Kyleen Swords, RN

The Community As Classroom

Learning, Giving and Getting Something in Return

February 2, 2015

The men’s catcalls were jarring. Their comments about her clothes and looks, crude. Several of them had histories of violent behavior. They could be aggressive, or unreachable. And when they arrived drunk or high for their medical appointments at the clinic, Ashley Knutson, MS, BSN, RN, wondered whether she had what it took to care for them, or whether they would even let her. “I’d look at these men and think,‘What kind of authority do I have to teach you about your health?’”

Yet, it was Knutson’s desire to work among marginalized populations—so different from those she knew growing up in Fargo, North Dakota—that brought her to Washington Heights as a student at Columbia Nursing. By requiring five weeks of community health rotations, Columbia Nursing would challenge her to see beyond stereotypes. It would teach her to relate to patients as individuals whose backgrounds and hardships drove their health and health care needs. It would put a human face on every health issue that she encountered—from diabetes to HIV/AIDS to homelessness to addiction—and help her to address them not in an academic vacuum but within the context of people’s lives.

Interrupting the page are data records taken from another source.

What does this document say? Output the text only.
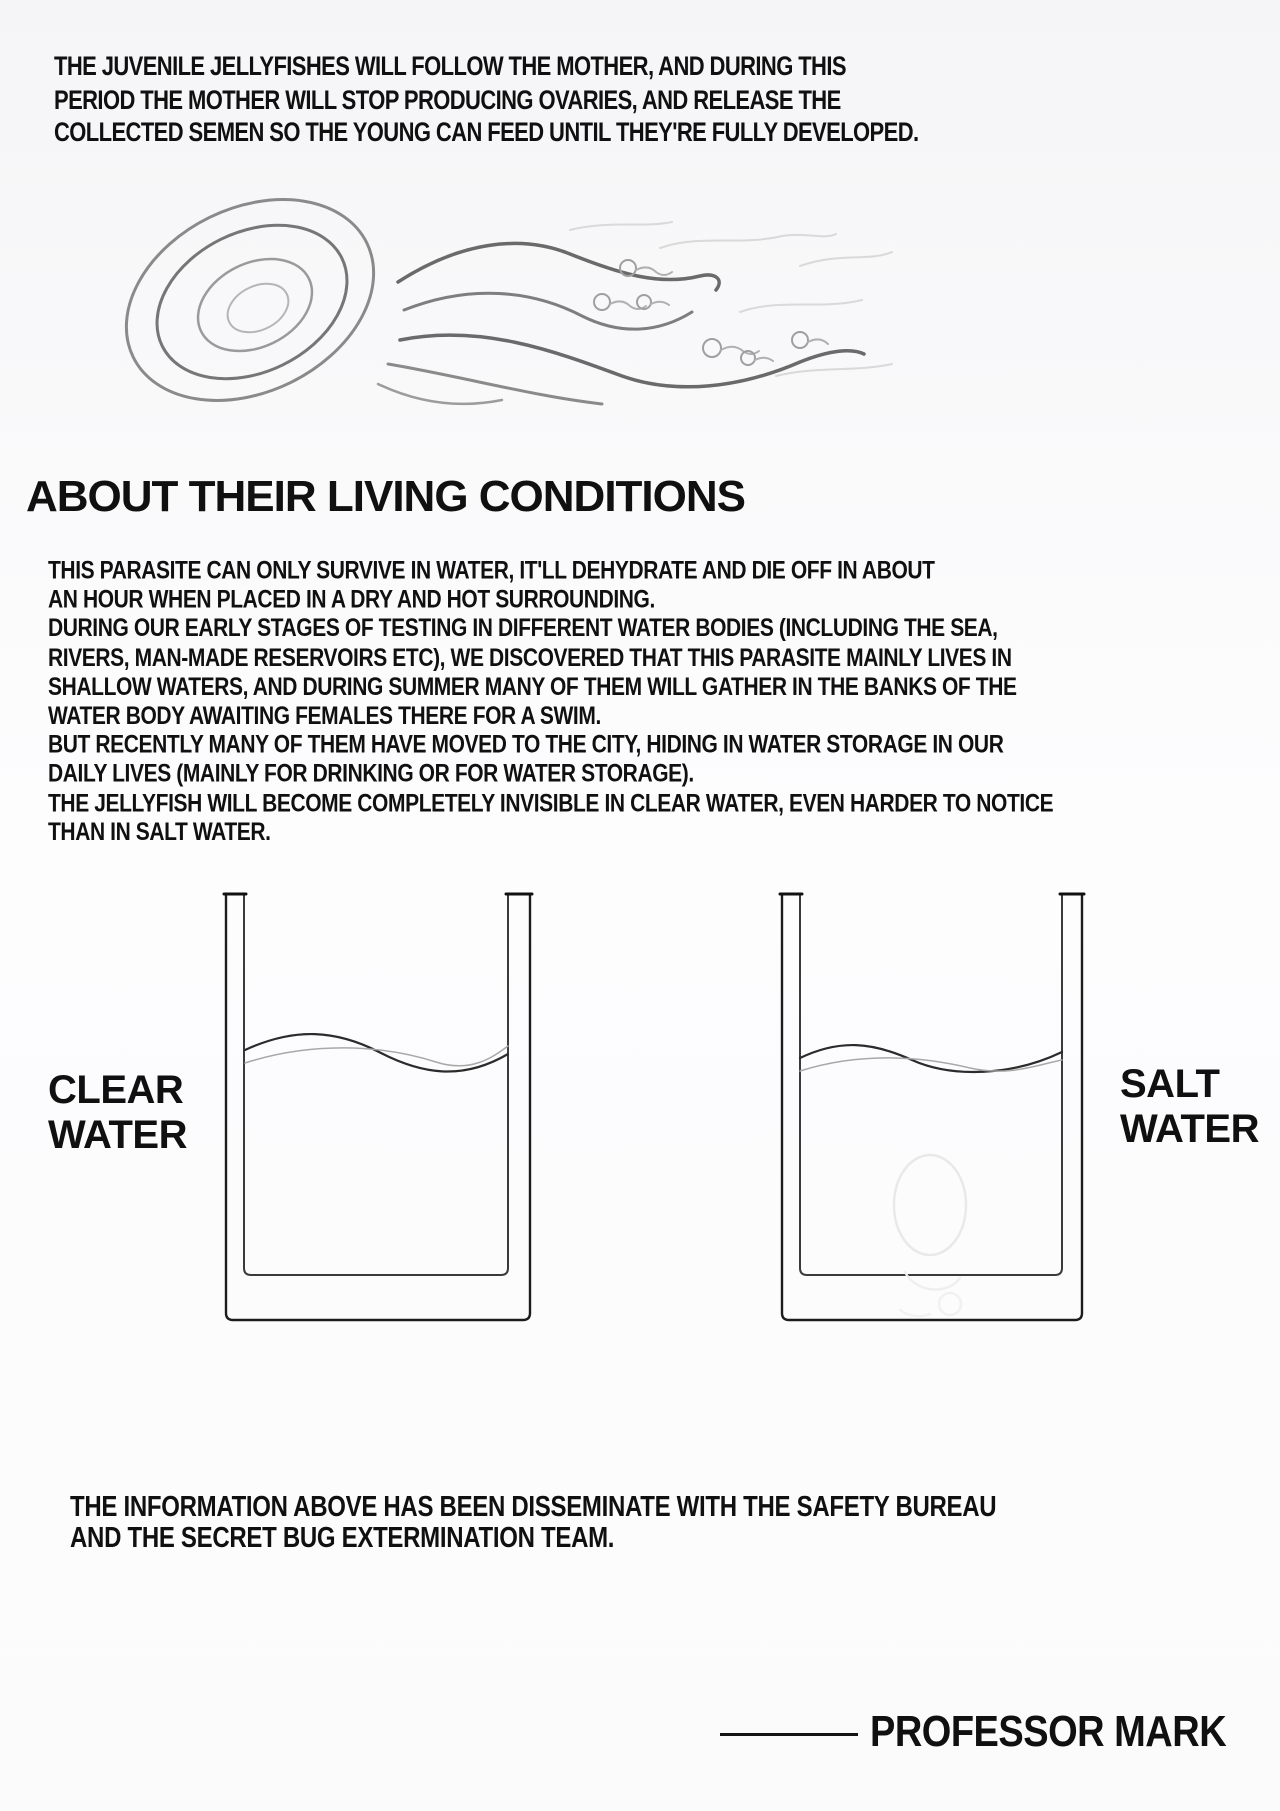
THE JUVENILE JELLYFISHES WILL FOLLOW THE MOTHER, AND DURING THIS
PERIOD THE MOTHER WILL STOP PRODUCING OVARIES, AND RELEASE THE
COLLECTED SEMEN SO THE YOUNG CAN FEED UNTIL THEY'RE FULLY DEVELOPED.
ABOUT THEIR LIVING CONDITIONS
THIS PARASITE CAN ONLY SURVIVE IN WATER, IT'LL DEHYDRATE AND DIE OFF IN ABOUT
AN HOUR WHEN PLACED IN A DRY AND HOT SURROUNDING.
DURING OUR EARLY STAGES OF TESTING IN DIFFERENT WATER BODIES (INCLUDING THE SEA,
RIVERS, MAN-MADE RESERVOIRS ETC), WE DISCOVERED THAT THIS PARASITE MAINLY LIVES IN
SHALLOW WATERS, AND DURING SUMMER MANY OF THEM WILL GATHER IN THE BANKS OF THE
WATER BODY AWAITING FEMALES THERE FOR A SWIM.
BUT RECENTLY MANY OF THEM HAVE MOVED TO THE CITY, HIDING IN WATER STORAGE IN OUR
DAILY LIVES (MAINLY FOR DRINKING OR FOR WATER STORAGE).
THE JELLYFISH WILL BECOME COMPLETELY INVISIBLE IN CLEAR WATER, EVEN HARDER TO NOTICE
THAN IN SALT WATER.
CLEAR
WATER
SALT
WATER
THE INFORMATION ABOVE HAS BEEN DISSEMINATE WITH THE SAFETY BUREAU
AND THE SECRET BUG EXTERMINATION TEAM.
PROFESSOR MARK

The program curriculum is designed to prepare students—particularly those moving into nursing from another career—to practice at the highest level of the profession clinically or in research. In addition to scientific rigor, the program emphasizes the role and responsibility of the nursing profession to address population health needs within a broad framework, including culture, socioeconomic status, or spiritual wishes, says Karen Desjardins, DNP, MPH, assistant dean for academic affairs and director, Entry to Practice program. In addition to rotating through clinical assignments in Columbia University Medical Center’s adult medical-surgical, psychiatric, pediatric, and obstetric-gynecology acute settings, the first year nursing students spend time in a community setting, such as a homeless shelter, elder care center, Head Start program, harm reduction/needle exchange center, or primary care clinic. The population health class supplements their on-site experience. Says Desjardins, “We’re all individuals but we live within a population, and everything, like our family and what restaurants or grocery stores are in our neighborhood, affects our health.”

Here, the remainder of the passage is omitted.